The Spruces draws legal attention, campus efforts

Nearly a month after Tropical Storm Irene hit the region, some residents of The Spruces mobile home park have only recently regained their power while others still are not allowed to live in their homes. According to the iBerkshires Williamstown website, 29 homes had their electricity and gas service restored and were approved for occupancy within the last week. As of last Friday, the website categorized 159 units as “restricted use,” 36 as “unsafe” and one as “off-limits.”

According to Muslim Chaplain Bilal Ansari, local officials came to The Spruces property on Saturday to make an assessment. Peter Fohlin, the town manager, wrote a letter to inform the Morgan Management company that it is committing code violations by refusing to move trash – consisting largely of furniture destroyed by the storm. However, Ansari said that Morgan Management is arguing that the furniture is not actually trash, and so there is no obligation to remove it. The letter to Morgan Management ordered that the company remove the disputed furniture by Friday.
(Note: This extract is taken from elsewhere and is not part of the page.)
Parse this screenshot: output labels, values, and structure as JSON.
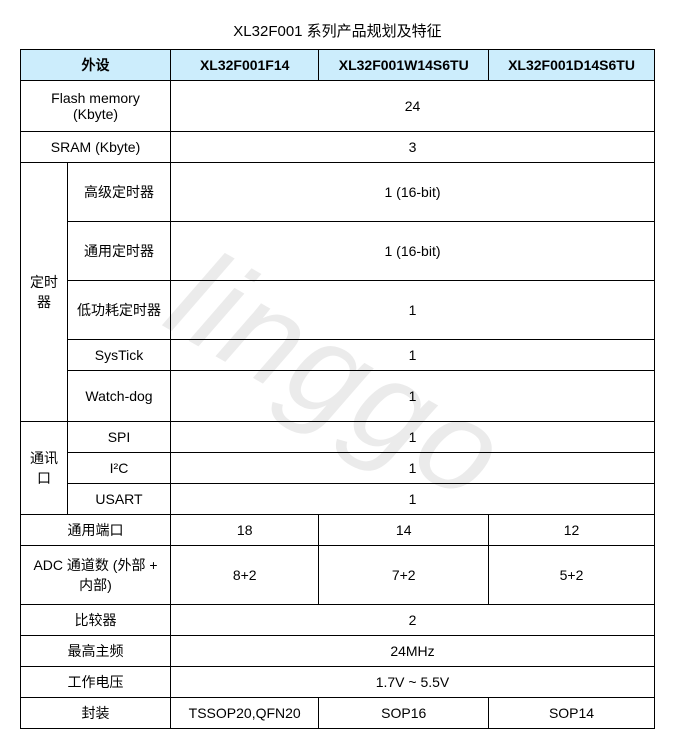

In terms of the relief response to The Spruces damage, Lehman Council, pastors from local churches, a resident of The Spruces, the Alumni Relations office and Ansari have now created a nonprofit organization called Higher Ground, Inc. to address these issues.
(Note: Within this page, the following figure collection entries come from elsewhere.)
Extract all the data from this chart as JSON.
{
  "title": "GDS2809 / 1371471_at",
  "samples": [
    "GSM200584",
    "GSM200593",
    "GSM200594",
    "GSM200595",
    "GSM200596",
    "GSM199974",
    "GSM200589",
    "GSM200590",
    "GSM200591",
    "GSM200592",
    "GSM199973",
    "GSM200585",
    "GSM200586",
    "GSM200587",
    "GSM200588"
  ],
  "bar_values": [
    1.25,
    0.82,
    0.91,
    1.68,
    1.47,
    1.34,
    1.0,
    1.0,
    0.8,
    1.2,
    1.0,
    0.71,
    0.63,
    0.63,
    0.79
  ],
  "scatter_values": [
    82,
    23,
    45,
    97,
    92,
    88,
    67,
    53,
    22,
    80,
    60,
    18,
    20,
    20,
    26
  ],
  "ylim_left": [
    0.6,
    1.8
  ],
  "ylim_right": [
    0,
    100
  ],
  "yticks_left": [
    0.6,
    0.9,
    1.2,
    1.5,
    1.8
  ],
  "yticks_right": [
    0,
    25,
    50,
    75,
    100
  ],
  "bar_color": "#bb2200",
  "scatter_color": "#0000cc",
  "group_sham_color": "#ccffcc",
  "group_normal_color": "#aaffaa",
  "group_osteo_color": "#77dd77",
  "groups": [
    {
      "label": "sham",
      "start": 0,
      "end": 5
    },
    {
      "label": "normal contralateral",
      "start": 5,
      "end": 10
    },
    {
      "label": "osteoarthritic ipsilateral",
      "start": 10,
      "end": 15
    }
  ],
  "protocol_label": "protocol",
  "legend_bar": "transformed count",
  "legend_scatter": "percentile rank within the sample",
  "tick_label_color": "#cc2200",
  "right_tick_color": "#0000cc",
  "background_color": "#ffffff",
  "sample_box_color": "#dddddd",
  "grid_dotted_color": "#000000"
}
College students, faculty and staff moved to help the members of their community and plan fundraisers, including a benefit dinner on Sept. 24 to support those whose homes were damaged by the storm. Jason Wandri, a chef at Driscoll dining hall, helped organize the dinner. About 75 people came.
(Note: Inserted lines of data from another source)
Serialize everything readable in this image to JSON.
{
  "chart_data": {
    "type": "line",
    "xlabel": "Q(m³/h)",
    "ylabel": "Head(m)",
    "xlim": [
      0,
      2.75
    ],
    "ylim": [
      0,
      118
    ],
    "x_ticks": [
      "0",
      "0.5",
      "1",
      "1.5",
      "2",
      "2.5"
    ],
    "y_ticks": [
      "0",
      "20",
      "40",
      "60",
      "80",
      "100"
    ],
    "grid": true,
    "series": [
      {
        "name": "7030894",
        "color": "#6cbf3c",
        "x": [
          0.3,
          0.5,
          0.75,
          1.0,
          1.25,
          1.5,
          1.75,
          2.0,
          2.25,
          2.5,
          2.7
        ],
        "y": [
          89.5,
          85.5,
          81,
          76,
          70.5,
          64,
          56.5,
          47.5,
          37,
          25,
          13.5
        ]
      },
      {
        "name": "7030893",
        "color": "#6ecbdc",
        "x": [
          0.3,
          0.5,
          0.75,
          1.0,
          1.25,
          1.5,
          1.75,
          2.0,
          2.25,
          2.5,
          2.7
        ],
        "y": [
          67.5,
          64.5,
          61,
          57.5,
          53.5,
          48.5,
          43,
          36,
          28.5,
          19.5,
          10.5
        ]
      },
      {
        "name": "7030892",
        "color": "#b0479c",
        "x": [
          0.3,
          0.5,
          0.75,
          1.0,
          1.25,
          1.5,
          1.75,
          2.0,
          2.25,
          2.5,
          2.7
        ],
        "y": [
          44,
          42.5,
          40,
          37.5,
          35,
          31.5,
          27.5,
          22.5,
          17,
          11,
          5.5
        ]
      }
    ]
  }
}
According to Steve Maier ’12, who helped organize many relief events for The Spruces, “the dinner raised about $600, which is wonderful but unfortunately well short of our goal.”

In addition to the dinner, CC Co-President Nick Fogel ’12, Maier and other College students were able to host a benefit concert last Thursday. Mark Lyons ’13, Cody Skinner ’13 and other College students performed in the concert, which cost $3 per ticket. The concert raised nearly $700.

“It was a great atmosphere with unbelievable performances,” Fogel said.

College students also sponsored two workdays at The Spruces, the most recent of which took place last Saturday.

Ansari said that around 20 College students helped clean up debris and garbage deposited by Tropical Storm Irene. Students from the Massachusetts College of Liberal Arts and Berkshire Community College were also present. After the work was completed, students and residents enjoyed a barbeque together.

This coming Saturday, students are organizing the third workday to immediately follow the Friday deadline for the trash removal. “If [the company] does not do anything, College students and others who were involved with the group will be creating a wall of trash, which they are calling a wall of shame,” Ansari said. “This will be the last event because residents are beginning to take it to another level. They are planning to put money together to hire a dump truck.”

Response efforts to The Spruces are making an impact. “I’ve been pleased with the turnouts,” Fogel said. “Williams students are notoriously busy, and it’s tough to find time at the beginning of the semester, but we’ve had big turnouts.”

Ansari framed the relief efforts positively as well. “As neighbors, we’re doing the best we can,” Ansari said.